Department of Computer Science at UH

University of Houston

Department of Computer Science

In Partial Fulfillment of the Requirements for the Degree of
Master of Science

Malcolm Dcosta

Will defend his thesis

Peri-Nasal Signal Extraction and its application in Deception Analysis


Lying is one of the ubiquitous human behaviors. While it may be true that not everyone lies, there are still many that systematically exercise deception at every opportune moment. Throughout history, deception has been used for selfish well being and ill got gain. People may lie to protect themselves and others, or may do it for the sheer thrill to see if they can get away with the act of deception. Many verbal and nonverbal behavior analysis techniques as well as polygraph measurements techniques are available to detect lies. The formal techniques, however, require labor intensive efforts to analyze a small portion of the visual data and the later techniques offer uncomfortable and obtrusive measurements.

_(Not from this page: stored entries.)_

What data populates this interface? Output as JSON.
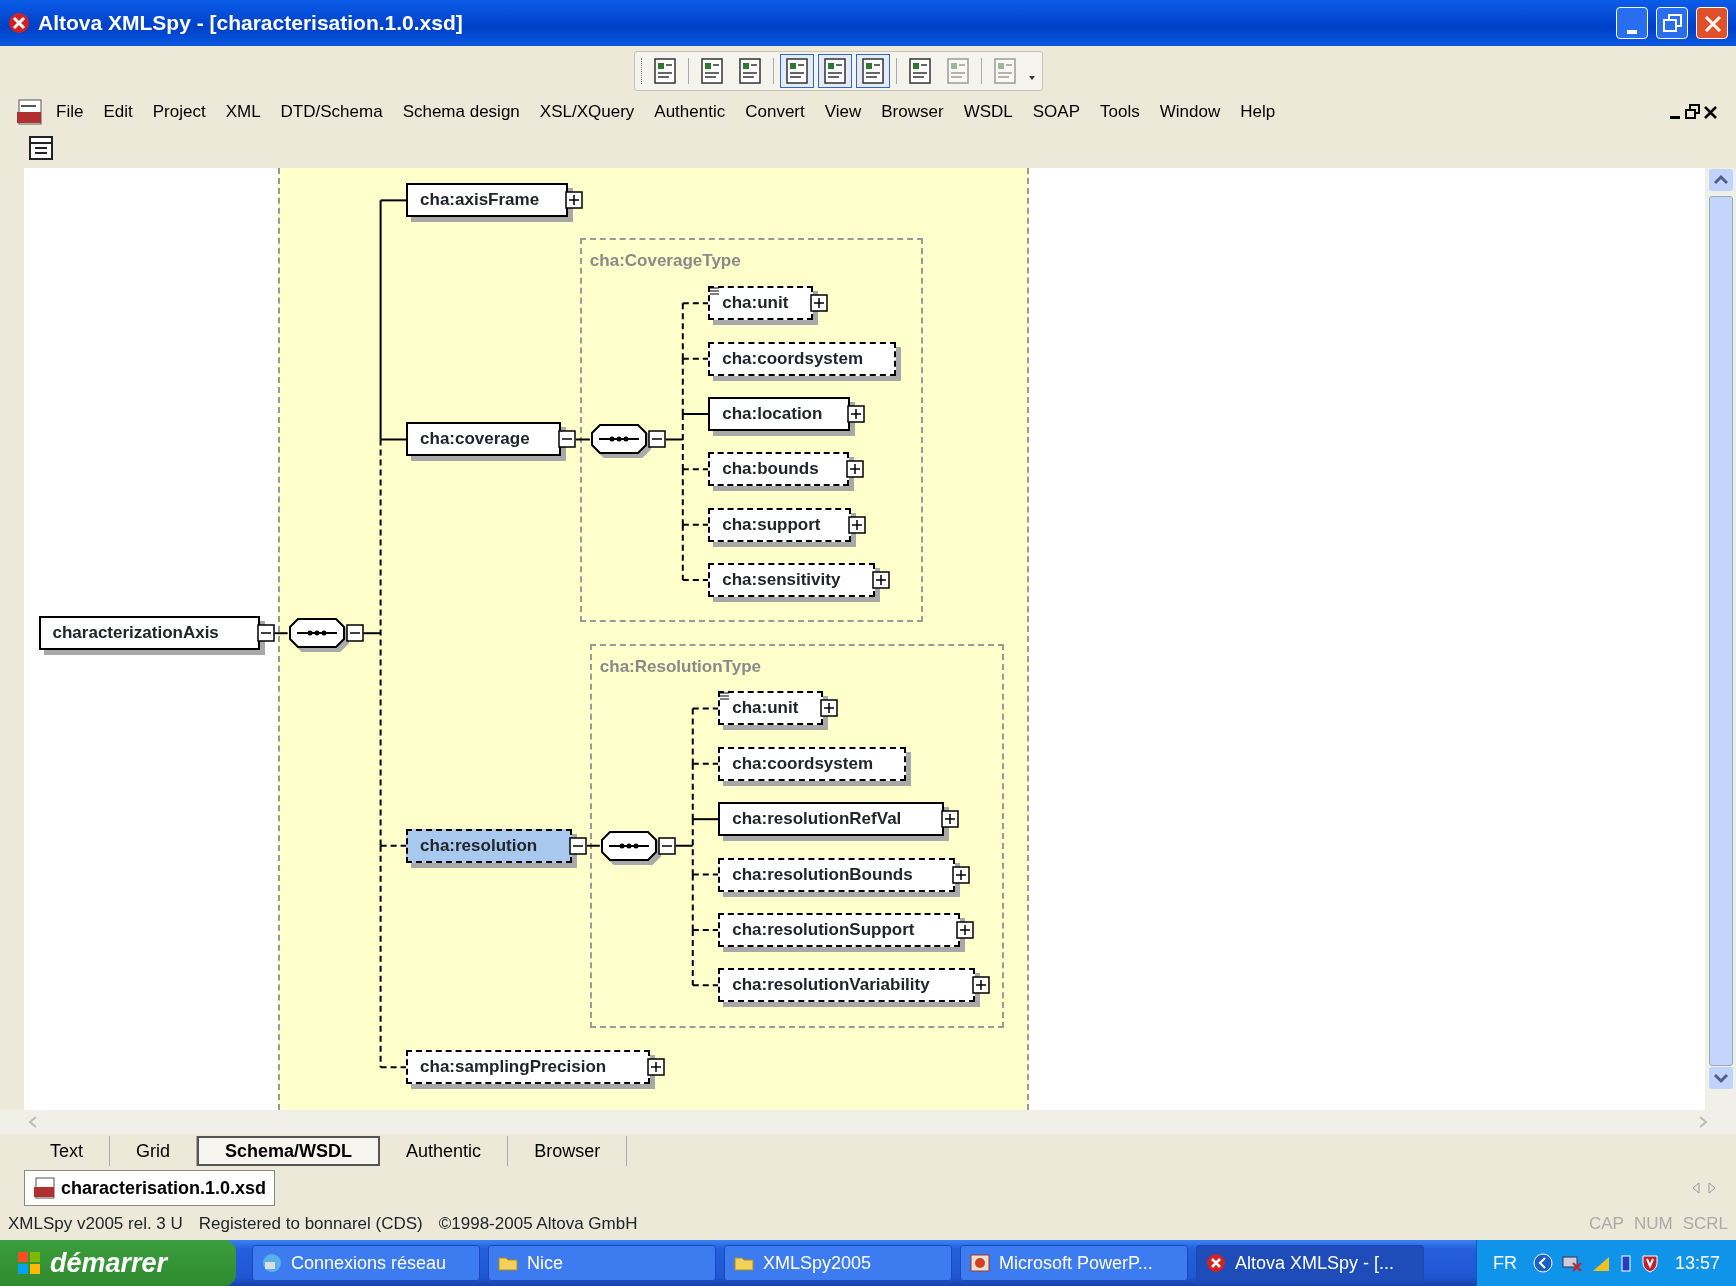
{
  "window": {
    "title": "Altova XMLSpy - [characterisation.1.0.xsd]"
  },
  "toolbar": [
    {
      "pressed": false,
      "disabled": false
    },
    {
      "pressed": false,
      "disabled": false
    },
    {
      "pressed": false,
      "disabled": false
    },
    {
      "pressed": true,
      "disabled": false
    },
    {
      "pressed": true,
      "disabled": false
    },
    {
      "pressed": true,
      "disabled": false
    },
    {
      "pressed": false,
      "disabled": false
    },
    {
      "pressed": false,
      "disabled": true
    },
    {
      "pressed": false,
      "disabled": true
    }
  ],
  "menu": [
    "File",
    "Edit",
    "Project",
    "XML",
    "DTD/Schema",
    "Schema design",
    "XSL/XQuery",
    "Authentic",
    "Convert",
    "View",
    "Browser",
    "WSDL",
    "SOAP",
    "Tools",
    "Window",
    "Help"
  ],
  "diagram": {
    "root": {
      "name": "characterizationAxis",
      "optional": false,
      "selected": false,
      "expanded": true,
      "children": [
        {
          "name": "cha:axisFrame",
          "optional": false,
          "selected": false,
          "expanded": false
        },
        {
          "name": "cha:coverage",
          "optional": false,
          "selected": false,
          "expanded": true,
          "type_name": "cha:CoverageType",
          "children": [
            {
              "name": "cha:unit",
              "optional": true,
              "selected": false,
              "annotated": true,
              "expanded": false
            },
            {
              "name": "cha:coordsystem",
              "optional": true,
              "selected": false
            },
            {
              "name": "cha:location",
              "optional": false,
              "selected": false,
              "expanded": false
            },
            {
              "name": "cha:bounds",
              "optional": true,
              "selected": false,
              "expanded": false
            },
            {
              "name": "cha:support",
              "optional": true,
              "selected": false,
              "expanded": false
            },
            {
              "name": "cha:sensitivity",
              "optional": true,
              "selected": false,
              "expanded": false
            }
          ]
        },
        {
          "name": "cha:resolution",
          "optional": true,
          "selected": true,
          "expanded": true,
          "type_name": "cha:ResolutionType",
          "children": [
            {
              "name": "cha:unit",
              "optional": true,
              "selected": false,
              "annotated": true,
              "expanded": false
            },
            {
              "name": "cha:coordsystem",
              "optional": true,
              "selected": false
            },
            {
              "name": "cha:resolutionRefVal",
              "optional": false,
              "selected": false,
              "expanded": false
            },
            {
              "name": "cha:resolutionBounds",
              "optional": true,
              "selected": false,
              "expanded": false
            },
            {
              "name": "cha:resolutionSupport",
              "optional": true,
              "selected": false,
              "expanded": false
            },
            {
              "name": "cha:resolutionVariability",
              "optional": true,
              "selected": false,
              "expanded": false
            }
          ]
        },
        {
          "name": "cha:samplingPrecision",
          "optional": true,
          "selected": false,
          "expanded": false
        }
      ]
    }
  },
  "view_tabs": [
    {
      "label": "Text",
      "selected": false
    },
    {
      "label": "Grid",
      "selected": false
    },
    {
      "label": "Schema/WSDL",
      "selected": true
    },
    {
      "label": "Authentic",
      "selected": false
    },
    {
      "label": "Browser",
      "selected": false
    }
  ],
  "document_tab": "characterisation.1.0.xsd",
  "status_bar": {
    "texts": [
      "XMLSpy v2005 rel. 3 U",
      "Registered to bonnarel (CDS)",
      "©1998-2005 Altova GmbH"
    ],
    "indicators": [
      {
        "label": "CAP",
        "on": false
      },
      {
        "label": "NUM",
        "on": false
      },
      {
        "label": "SCRL",
        "on": false
      }
    ]
  },
  "taskbar": {
    "start": "démarrer",
    "tasks": [
      {
        "label": "Connexions réseau",
        "kind": "network",
        "selected": false
      },
      {
        "label": "Nice",
        "kind": "folder",
        "selected": false
      },
      {
        "label": "XMLSpy2005",
        "kind": "folder",
        "selected": false
      },
      {
        "label": "Microsoft PowerP...",
        "kind": "powerpoint",
        "selected": false
      },
      {
        "label": "Altova XMLSpy - [...",
        "kind": "xmlspy",
        "selected": true
      }
    ],
    "language": "FR",
    "clock": "13:57"
  }
}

In this thesis, an alternate approach of detecting deception is proposed. In particular, emotional perspiration responses are extracted from the peri-nasal region of the face through image processing techniques and then analyzed using wavelet, statistical and machine learning approaches. In contrast to the traditional polygraph measurement, the proposed approach offers unobtrusive measurement via thermal imagery as well as automatic detection of the subjects' deceptiveness. We tested the method on thermal videos of 67 subjects who faced stressful interrogation for a mock crime. Total of 25 subjects are used to train the machine learning algorithms and remaining 43 subjects are used for testing.

The results show that the proposed approach has achieved a success rate of 78.5% in blind predictions. This research has opened a novel way of detecting lie in unstructured interrogation such as Behavior Analysis Interviews.

Date: Thursday, April 14, 2011
Time: 1:00 PM
Place: 218-PGH
Faculty, students, and the general public are invited.